The Schweizer SGU 1-7 is an American Open Class, single-seat, high-wing strut braced glider built by Schweizer Metal Aircraft Company of Elmira, New York.

The first 1-7 was built in 1937 and the second one was completed in 1939.

The 1-7 was the first Schweizer aircraft which was produced as more than a single example and it was the first aircraft that the company sold.

==Design and development==
Schweizer Aircraft started construction of the 1-7 prototype 1937, shortly after the SGU 1-6 came in third in the 1937 Eaton Design Contest. The intention was that the winning design would be made available as drawings and kits for amateur construction and that Bureau of Air Commerce certification would be sought.

The 1-6 had not fared well in the competition and none of the winners in the contest had proven as easy to construct as the contest organizers had hoped. As a result of the lessons learned in the Eaton contest a new clean-sheet design was started by the Schweizer brothers.

The resulting single seater-seventh design (1-7) was quite different from the 1-6. The 1-6 had been an all-metal design including aluminum-covered wings and was the first all-metal glider ever built.

The 1-7 was designed to use more traditional methods and has a steel-tube fuselage frame covered in aircraft fabric. The wing is a constant chord, single spar, strut-braced type, including jury struts. The wing and horizontal tail are built from aluminum with fabric covering. The aircraft was designed to be as simple and inexpensive as possible to construct, even at the cost of higher performance.

The 1-7 design was never certified and both aircraft completed were registered as experimental amateur-built aircraft.

While only two Schweizer SGU 1-7s were built the type was the beginning of a long line of Schweizer gliders based upon this design. The 1-7 lead directly lead to the improved single place Schweizer SGU 1-19 and long-wing Schweizer SGU 1-20. With two seats installed the basic design became the Schweizer SGU 2-22 trainer and finally evolved into the Schweizer SGS 2-33.

==Operational history==
SGU 1-7 serial number 1 was completed in 1937. It was later destroyed by mistake as scrap.
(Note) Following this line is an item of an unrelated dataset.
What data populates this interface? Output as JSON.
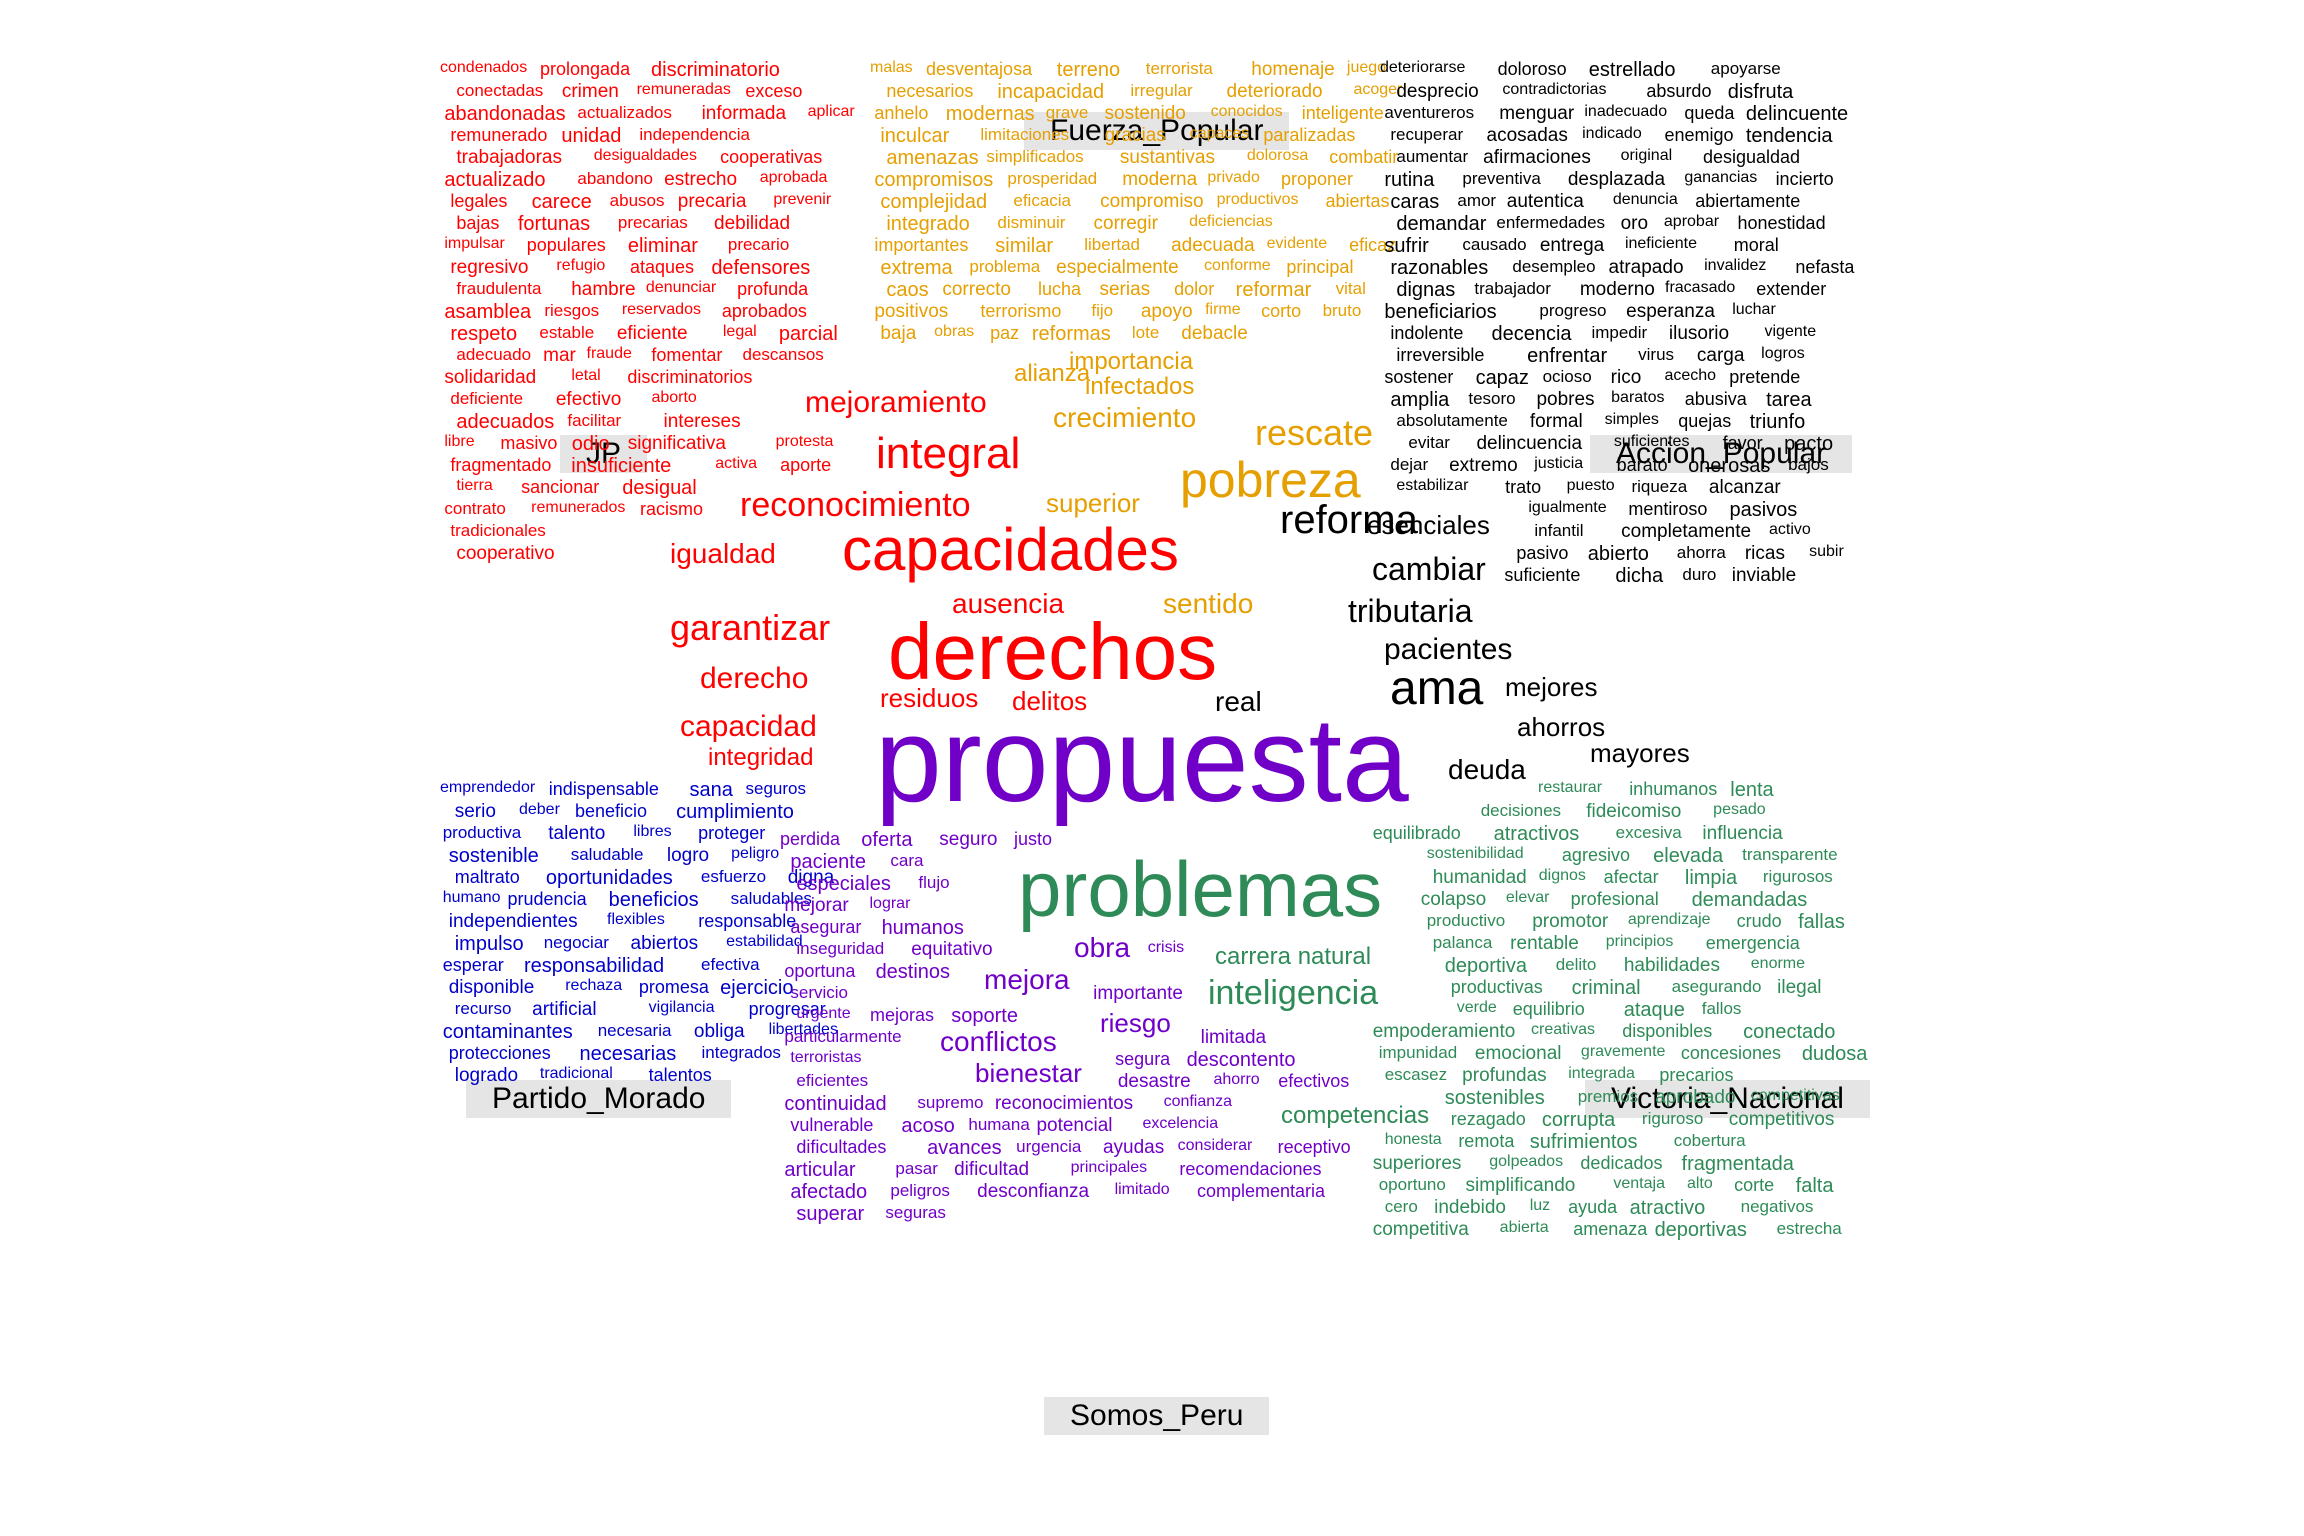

SGU 1-7 serial number 2 was completed in 1939 and registered as N23026. It had a long career, until its flight certificate expired in 2017.

The aircraft was originally sold to the Altosaurus Soaring Club of North Conway, New Hampshire for US$595. This club was formed by a group of Harvard University skiers from the Schussverien Ski Club. They used the single-seat 1-7 to teach themselves to fly by auto tow and winch launch. The aircraft was thought by the club members to resemble a pterodactyl in flight and was painted with one on both sides of the aircraft's nose.

The aircraft was sold in the 1950s to Lloyd Lichner then general manager of the Soaring Society of America, who flew it often in California, including at the cliff-soaring site at Torrey Pines.

The aircraft was later owned by Ralph Heide of El Segundo, California in the 1980s. He carried out a complete restoration of the aircraft in the mid-1980s.

Today 1-7 serial number 2 belongs to the National Soaring Museum.